The link above takes you to a remark from the lips of Obama ally Doug Wilder:
Bob, I think it would be a mistake because you pointed out the first convention you went to was 1968. You know what a mess that was. If the majority of the American people who are participating in these processes, either through caucuses or through primaries, have a majority of those votes going for either of the candidates, and if the super delegates intervene and get in the way of it and say, oh, no, we're going to determine what's best, there will be chaos at the convention. It does nothing to help the Democrats. And if you think 1968 was bad, you watch; in 2008, it will be worse.”
Talk about pine tar on the bat.
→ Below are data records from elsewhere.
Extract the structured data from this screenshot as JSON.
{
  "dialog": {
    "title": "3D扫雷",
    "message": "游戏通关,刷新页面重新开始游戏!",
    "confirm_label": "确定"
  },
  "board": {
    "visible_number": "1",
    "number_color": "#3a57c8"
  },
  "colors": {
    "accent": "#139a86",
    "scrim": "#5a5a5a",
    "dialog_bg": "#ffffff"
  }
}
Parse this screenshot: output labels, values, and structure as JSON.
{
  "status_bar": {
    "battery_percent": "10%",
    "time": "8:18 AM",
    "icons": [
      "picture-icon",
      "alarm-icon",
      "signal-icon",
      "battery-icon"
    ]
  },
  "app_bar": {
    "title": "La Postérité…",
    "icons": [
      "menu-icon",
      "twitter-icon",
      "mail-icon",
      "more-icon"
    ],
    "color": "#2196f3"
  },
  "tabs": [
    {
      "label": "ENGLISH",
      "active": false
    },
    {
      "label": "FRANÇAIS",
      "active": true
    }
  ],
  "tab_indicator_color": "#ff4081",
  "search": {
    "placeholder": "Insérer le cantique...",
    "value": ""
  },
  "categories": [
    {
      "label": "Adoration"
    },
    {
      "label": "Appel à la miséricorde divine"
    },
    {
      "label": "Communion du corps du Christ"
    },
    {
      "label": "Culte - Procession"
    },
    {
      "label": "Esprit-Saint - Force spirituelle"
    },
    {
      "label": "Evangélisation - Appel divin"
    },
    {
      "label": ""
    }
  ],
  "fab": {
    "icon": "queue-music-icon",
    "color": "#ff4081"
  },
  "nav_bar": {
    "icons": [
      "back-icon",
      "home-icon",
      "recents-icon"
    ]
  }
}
When most Americans and Democrats think about the '68 convention, the specifics of the deal to nominate the establishment candidate, Minnesota's Hubert Humphrey, aren't what comes to mind. . Instead, the mind's eye pictures images of Chicago police officers hitting delegates with baseball bats, of Dan Rather getting punched in the face, of violence, social decay and a political party that could not escape the influence of (or the protests of) radicals.
Historians of political culture point to the convention as a breaking point. It's when the fissures that would almost destroy the party in the 70s were first exposed.
Remember the context: before the convention, MLK had been assassinated. Ditto, RFK. The energy in the party came from identity politics activists and from college students who had organized for Eugene McCarthy.
Is 2008 really like 1968? Elect Obama (McCarthy) or watch the riots in the streets?
Certainly, if the "establishment," whatever it is, somehow contrives to nominate Hillary Clinton over Obama, there will be protests. But there will probably not be any blood. Or violence.
And given the silence of the superdelegates so far, a scenario whereby Obama's having recieved the majority of both earned delegates and the popular vote results in an annointment of Hillary Clinton is a big stretch.